Only some sub-projects exist.
I’m assuming for the moment that one needs both the packages in the multimedia:libs and the multimedia:audio:KMP, although I’m not 100% certain. I’m going to clarify that now (I feel like a bit of a “nag” having to go back and ask these questions all the time). :slight_smile:

The clarification I obtained reference multimedia:libs and multimedia:audio:KMP was that

multimedia:libs contain only user-space stuff, not ALSA drivers.
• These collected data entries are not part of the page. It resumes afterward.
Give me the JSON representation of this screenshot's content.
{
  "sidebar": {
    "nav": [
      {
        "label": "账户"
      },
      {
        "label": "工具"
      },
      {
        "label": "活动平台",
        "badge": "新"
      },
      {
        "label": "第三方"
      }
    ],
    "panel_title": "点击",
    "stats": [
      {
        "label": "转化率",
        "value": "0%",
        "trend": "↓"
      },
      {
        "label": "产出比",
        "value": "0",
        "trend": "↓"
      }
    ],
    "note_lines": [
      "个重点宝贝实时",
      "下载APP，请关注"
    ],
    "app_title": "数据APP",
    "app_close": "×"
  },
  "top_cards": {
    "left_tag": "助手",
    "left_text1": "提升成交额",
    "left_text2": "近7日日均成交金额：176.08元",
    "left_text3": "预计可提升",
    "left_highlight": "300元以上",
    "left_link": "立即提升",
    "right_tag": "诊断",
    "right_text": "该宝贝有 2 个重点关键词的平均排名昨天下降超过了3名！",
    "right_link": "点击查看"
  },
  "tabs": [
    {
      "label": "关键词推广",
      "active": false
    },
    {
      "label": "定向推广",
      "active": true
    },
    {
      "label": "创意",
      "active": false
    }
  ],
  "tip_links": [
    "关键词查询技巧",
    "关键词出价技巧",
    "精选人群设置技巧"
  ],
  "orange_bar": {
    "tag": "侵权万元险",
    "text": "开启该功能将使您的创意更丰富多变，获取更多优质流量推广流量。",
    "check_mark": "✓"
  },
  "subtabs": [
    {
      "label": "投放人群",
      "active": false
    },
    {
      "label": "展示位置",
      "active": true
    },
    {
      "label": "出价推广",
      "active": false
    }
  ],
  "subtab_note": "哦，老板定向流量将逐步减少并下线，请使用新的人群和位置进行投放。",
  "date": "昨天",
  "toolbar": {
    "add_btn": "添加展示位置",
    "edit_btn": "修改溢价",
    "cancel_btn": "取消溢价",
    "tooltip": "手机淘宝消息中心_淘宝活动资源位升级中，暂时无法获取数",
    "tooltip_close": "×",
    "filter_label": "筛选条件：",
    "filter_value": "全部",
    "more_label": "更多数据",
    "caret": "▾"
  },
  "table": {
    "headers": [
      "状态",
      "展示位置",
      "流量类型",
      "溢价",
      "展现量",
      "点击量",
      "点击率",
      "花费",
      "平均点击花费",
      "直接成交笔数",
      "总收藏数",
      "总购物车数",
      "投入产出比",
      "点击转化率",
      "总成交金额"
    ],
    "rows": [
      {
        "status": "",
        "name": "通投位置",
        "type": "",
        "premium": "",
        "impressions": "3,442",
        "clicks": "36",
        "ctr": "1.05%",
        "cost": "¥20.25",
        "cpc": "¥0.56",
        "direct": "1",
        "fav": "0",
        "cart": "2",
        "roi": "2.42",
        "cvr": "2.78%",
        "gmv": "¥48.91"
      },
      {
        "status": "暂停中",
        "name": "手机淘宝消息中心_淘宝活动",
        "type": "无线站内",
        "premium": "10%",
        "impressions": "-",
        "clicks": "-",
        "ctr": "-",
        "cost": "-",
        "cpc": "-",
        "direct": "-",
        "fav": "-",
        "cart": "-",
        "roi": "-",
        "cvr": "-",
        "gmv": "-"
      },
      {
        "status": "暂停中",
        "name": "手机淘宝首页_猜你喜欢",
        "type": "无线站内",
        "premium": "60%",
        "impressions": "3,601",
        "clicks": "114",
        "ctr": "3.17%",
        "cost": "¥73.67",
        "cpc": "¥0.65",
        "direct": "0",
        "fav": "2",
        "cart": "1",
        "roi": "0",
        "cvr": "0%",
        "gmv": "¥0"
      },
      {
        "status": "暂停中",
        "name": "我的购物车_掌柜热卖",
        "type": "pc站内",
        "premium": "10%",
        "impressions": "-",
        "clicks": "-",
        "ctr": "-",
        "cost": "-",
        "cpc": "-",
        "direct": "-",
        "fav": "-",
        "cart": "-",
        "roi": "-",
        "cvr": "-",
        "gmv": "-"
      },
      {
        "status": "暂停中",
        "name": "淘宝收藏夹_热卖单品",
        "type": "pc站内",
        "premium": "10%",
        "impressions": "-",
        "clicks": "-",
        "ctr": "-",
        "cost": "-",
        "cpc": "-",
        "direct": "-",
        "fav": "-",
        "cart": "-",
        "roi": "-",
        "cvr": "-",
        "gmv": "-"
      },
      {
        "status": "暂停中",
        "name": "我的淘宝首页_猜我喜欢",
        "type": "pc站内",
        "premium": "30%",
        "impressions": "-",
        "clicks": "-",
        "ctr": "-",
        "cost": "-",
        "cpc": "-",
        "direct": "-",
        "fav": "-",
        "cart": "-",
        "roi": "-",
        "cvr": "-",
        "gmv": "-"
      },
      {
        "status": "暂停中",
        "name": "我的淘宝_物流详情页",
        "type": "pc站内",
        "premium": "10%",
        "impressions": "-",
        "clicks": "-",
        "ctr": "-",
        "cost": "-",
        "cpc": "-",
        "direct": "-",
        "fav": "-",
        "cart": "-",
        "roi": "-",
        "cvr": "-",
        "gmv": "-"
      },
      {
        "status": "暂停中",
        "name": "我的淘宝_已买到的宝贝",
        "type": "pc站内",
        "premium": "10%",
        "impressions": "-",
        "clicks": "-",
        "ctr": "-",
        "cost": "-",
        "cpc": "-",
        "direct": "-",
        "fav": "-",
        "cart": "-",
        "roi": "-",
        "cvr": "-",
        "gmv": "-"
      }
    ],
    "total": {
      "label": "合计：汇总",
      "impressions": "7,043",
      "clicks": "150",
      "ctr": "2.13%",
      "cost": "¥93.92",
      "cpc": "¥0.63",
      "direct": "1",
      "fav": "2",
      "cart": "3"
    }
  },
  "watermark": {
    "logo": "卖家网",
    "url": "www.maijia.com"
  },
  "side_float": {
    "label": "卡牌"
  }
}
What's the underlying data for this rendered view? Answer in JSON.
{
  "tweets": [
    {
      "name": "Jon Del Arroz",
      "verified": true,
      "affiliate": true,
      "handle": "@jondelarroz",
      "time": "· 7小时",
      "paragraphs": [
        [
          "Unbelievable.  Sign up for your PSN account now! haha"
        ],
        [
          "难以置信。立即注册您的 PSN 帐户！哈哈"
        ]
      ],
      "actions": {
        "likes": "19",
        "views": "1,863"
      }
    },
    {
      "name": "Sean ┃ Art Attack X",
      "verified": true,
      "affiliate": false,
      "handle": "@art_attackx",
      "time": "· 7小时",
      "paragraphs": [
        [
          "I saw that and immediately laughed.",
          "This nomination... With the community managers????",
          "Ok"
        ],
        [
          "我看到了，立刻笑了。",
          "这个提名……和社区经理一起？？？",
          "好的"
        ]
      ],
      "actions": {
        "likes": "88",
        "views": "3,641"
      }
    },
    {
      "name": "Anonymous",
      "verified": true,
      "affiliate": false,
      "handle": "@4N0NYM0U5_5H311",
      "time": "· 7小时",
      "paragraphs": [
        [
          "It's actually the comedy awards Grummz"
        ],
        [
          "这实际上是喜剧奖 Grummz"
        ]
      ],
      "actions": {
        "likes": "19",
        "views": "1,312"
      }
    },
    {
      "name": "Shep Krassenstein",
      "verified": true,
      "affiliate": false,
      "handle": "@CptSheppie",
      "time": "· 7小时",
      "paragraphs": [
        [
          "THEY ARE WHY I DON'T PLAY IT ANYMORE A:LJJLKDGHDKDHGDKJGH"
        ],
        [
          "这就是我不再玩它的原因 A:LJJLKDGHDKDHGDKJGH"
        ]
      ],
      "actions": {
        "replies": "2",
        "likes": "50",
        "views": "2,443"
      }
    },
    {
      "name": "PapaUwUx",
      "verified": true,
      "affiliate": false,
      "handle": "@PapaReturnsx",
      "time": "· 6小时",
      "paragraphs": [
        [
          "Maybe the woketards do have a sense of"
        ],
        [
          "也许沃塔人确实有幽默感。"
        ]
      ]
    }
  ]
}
They are basically independent. In some cases, only upgrading the user-space stuff suffices, and in some cases, vice versa.

But usually it shouldn’t hurt even if you upgrade to the newer version of ALSA user-space stuff. They should be backward compatible.

I also asked if I was correct that users who wish to try a more recent “daily snapshot” should use BOTH the multimedia:audio:snapshot and the multimedia:audio:kmp directories/repositories? I was told that is correct.

So for the timebeing, I created two wiki for alsa-update that reference each other. One for the multimedia:libs Alsa-update - openSUSE and one for the multimedia:audio:snapshot Alsa-update-snapshot - openSUSE

They link internally to each other, with a brief explanation.

I’m hoping if I made a mistake that Takashi will let me know.